Ella finge revisar el celular, no sabe que hablar con él, aunque quisiera hablar sin parar. A diferencia de la cocina, estar afuera se siente distinto, y Santiago parece perdido en sus pensamientos.
—¿Cuánto tiempo dice que tenemos que esperar?
—Emn, diez minutos —responde dudosa, la aplicación dice veinte—. Podemos aprovechar para hablar —sonríe.
—¿Sobre qué? —se acerca—. ¿Qué tiene Hamel para contar? —clava su mirada en la de ella.
—Esperaba que tú tuvieras algún tema —baja el rostro—. Siempre eres el que habla.
—El tema es —mira la calle oscura—, ¿por qué no caminamos hasta el hotel?
—Porque me da miedo la noche —confiesa, incapaz de verle la cara—. Por una experiencia que tuve.
—Entiendo —vuelve a estirar el cuello.
Pasan los minutos en silencio. Para ella se hacen largos y tensos, quizás contar su anécdota sea buena idea para romperlo, o puede que sea por la melancolía de la madrugada que le nacen las ganas de indagar en los recuerdos.
—Hace dos años comencé a trabajar en un bar. En nuestro pueblo las temporadas altas son buenas y abundan los trabajos. Así que agarré el horario de noche, salía a las tres de la madrugada. Como vivía cerca no era un problema, pero el grupo de compañeros me dejaba a mitad de camino y yo tenía que atravesar tres cuadras sola, por mi cuenta, eran así —señala—, igual de oscuras. Una noche sentí que alguien me seguía; no sé por qué simplemente no aceleré el paso, cada vez que lo pienso me lo critico.

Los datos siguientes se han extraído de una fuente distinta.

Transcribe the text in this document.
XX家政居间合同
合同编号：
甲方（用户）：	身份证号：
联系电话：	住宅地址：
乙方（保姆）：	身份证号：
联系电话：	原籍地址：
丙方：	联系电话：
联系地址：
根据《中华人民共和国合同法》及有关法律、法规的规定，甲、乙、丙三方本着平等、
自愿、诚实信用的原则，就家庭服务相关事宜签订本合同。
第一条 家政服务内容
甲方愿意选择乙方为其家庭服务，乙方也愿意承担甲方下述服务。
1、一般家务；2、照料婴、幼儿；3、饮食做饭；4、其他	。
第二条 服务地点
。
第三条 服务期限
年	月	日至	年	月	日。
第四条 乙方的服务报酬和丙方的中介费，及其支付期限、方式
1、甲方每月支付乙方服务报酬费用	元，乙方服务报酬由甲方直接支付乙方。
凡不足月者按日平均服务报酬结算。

»Ese hombre me sujetó a la fuerza, revisó mi bolso y me robó. Tomó su camino y yo seguí con el mío, y aun así, no corrí, seguí como si nada. Le di tiempo de retractarse y volver. —Juega con una piedra, dándole golpecitos con el pie—. Estaba paralizada y no sabía cómo pensar. Me decía cosas que ahora ni recuerdo, más presente tengo su respiración alterada. Yo intentaba gritar pero mi voz no salía con fuerza, por suerte un señor salió de la casa de al lado, con un cuchillo en mano y gritando como loco —sonríe avergonzada—. Ya no sabía de quién tenía que huir, pero aquel hombre sí se fue corriendo. Y yo no… el señor todavía con el cuchillo levantado se quedó mirándome… fue tan lamentable. Me costó reaccionar, pero cuando lo hice corrí hasta la casa y me encerré en mi cuarto a llorar.

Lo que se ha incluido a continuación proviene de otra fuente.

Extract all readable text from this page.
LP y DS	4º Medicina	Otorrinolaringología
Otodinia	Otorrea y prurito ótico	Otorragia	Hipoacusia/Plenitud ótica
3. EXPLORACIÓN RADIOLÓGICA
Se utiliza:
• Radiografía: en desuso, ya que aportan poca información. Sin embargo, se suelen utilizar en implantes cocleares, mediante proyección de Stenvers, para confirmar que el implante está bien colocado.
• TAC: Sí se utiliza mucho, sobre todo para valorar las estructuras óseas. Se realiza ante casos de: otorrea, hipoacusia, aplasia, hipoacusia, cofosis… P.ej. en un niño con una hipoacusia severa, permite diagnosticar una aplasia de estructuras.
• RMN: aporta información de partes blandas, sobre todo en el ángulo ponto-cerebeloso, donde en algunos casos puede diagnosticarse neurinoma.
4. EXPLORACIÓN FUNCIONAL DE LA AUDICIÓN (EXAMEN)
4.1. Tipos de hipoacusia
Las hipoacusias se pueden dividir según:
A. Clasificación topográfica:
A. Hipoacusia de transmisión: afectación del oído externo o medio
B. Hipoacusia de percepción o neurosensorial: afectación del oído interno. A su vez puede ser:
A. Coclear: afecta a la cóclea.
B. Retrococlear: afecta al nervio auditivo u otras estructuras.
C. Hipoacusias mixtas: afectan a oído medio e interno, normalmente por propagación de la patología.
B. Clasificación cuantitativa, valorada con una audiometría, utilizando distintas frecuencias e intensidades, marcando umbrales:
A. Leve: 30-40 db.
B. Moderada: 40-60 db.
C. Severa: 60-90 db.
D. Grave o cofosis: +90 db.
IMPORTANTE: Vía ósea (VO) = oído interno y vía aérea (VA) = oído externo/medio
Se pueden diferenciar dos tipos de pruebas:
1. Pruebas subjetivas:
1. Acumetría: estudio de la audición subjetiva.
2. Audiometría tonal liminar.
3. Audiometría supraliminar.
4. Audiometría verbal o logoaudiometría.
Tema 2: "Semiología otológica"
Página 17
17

—Es denso… complicado de procesar. —Santiago mira pensativo la calle a oscuras.
—Lo sé, es la primera vez que lo cuento sin llorar…

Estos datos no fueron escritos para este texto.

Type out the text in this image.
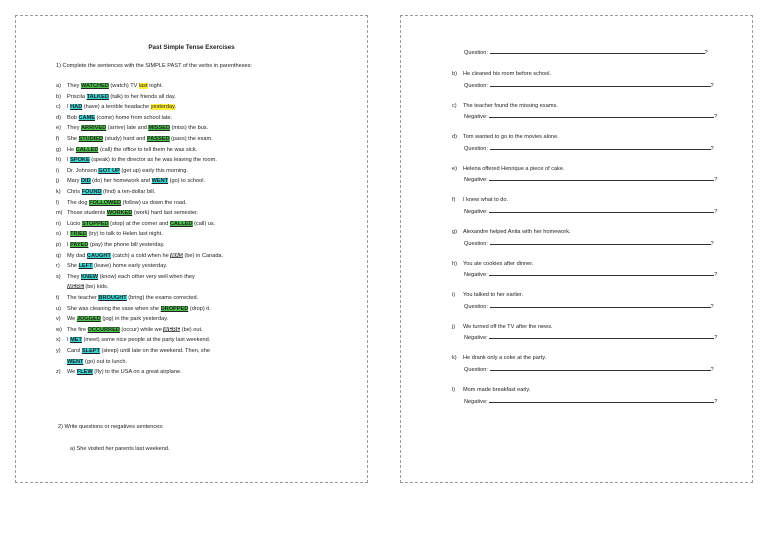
Past Simple Tense Exercises
1) Complete the sentences with the SIMPLE PAST of the verbs in parentheses:
a) They WATCHED (watch) TV last night.
b) Priscila TALKED (talk) to her friends all day.
c) I HAD (have) a terrible headache yesterday.
d) Bob CAME (come) home from school late.
e) They ARRIVED (arrive) late and MISSED (miss) the bus.
f) She STUDIED (study) hard and PASSED (pass) the exam.
g) He CALLED (call) the office to tell them he was sick.
h) I SPOKE (speak) to the director as he was leaving the room.
i) Dr. Johnson GOT UP (get up) early this morning.
j) Mary DID (do) her homework and WENT (go) to school.
k) Chris FOUND (find) a ten-dollar bill.
l) The dog FOLLOWED (follow) us down the road.
m) Those students WORKED (work) hard last semester.
n) Lúcio STOPPED (stop) at the corner and CALLED (call) us.
o) I TRIED (try) to talk to Helen last night.
p) I PAYED (pay) the phone bill yesterday.
q) My dad CAUGHT (catch) a cold when he WAS (be) in Canada.
r) She LEFT (leave) home early yesterday.
s) They KNEW (know) each other very well when they
WERE (be) kids.
t) The teacher BROUGHT (bring) the exams corrected.
u) She was cleaning the vase when she DROPPED (drop) it.
v) We JOGGED (jog) in the park yesterday.
w) The fire OCCURRED (occur) while we WERE (be) out.
x) I MET (meet) some nice people at the party last weekend.
y) Carol SLEPT (sleep) until late on the weekend. Then, she
WENT (go) out to lunch.
z) We FLEW (fly) to the USA on a great airplane.
2) Write questions or negatives sentences:
a) She visited her parents last weekend.
Question:	?
b) He cleaned his room before school.
Question:	?
c) The teacher found the missing exams.
Negative:	?
d) Tom wanted to go to the movies alone.
Question:	?
e) Helena offered Henrique a piece of cake.
Negative:	?
f) I knew what to do.
Negative:	?
g) Alexandre helped Anita with her homework.
Question:	?
h) You ate cookies after dinner.
Negative:	?
i) You talked to her earlier.
Question:	?
j) We turned off the TV after the news.
Negative:	?
k) He drank only a coke at the party.
Question:	?
l) Mom made breakfast early.
Negative:	?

—Nada, en realidad nada merece la pena estar a estas horas de la noche sola, en la calle.
—El bono nocturno es muy bueno.
—¿Tú seguridad por un poco más de dinero? Déjale el mundo turbio a los que les gusta estar ahí. —Ambos cruzan las miradas, él se mantiene sereno, mientras que ella tiene una expresión de niña regañada.
—Creo que somos muchos que estamos en ese lado no por gusto —comenta con ligera molestia.
—Tú lo ves así, pero créeme, hay muchos que lo disfrazan para justificarlo, y les encanta moverse dentro de ese “mundo”. De tú lado se mira de esa forma, del lado que yo conozco, todos parecen ser felices. —Busca la caja de cigarros en su bolsillos, pero están vacíos.
—Como sea, por supuesto que ya no salgo más de noche, como podrás ver no puedo ni cruzar una calle oscura. —Respira alterada, le molesta esa postura—. Obvio se lo conté a Rylan y logró convencer a mis jefes de dejarme salir a las doce, el último bus pasa a esa hora.
—¿Cuánto va a tardar el taxi? —también se le nota la molestia en el tono.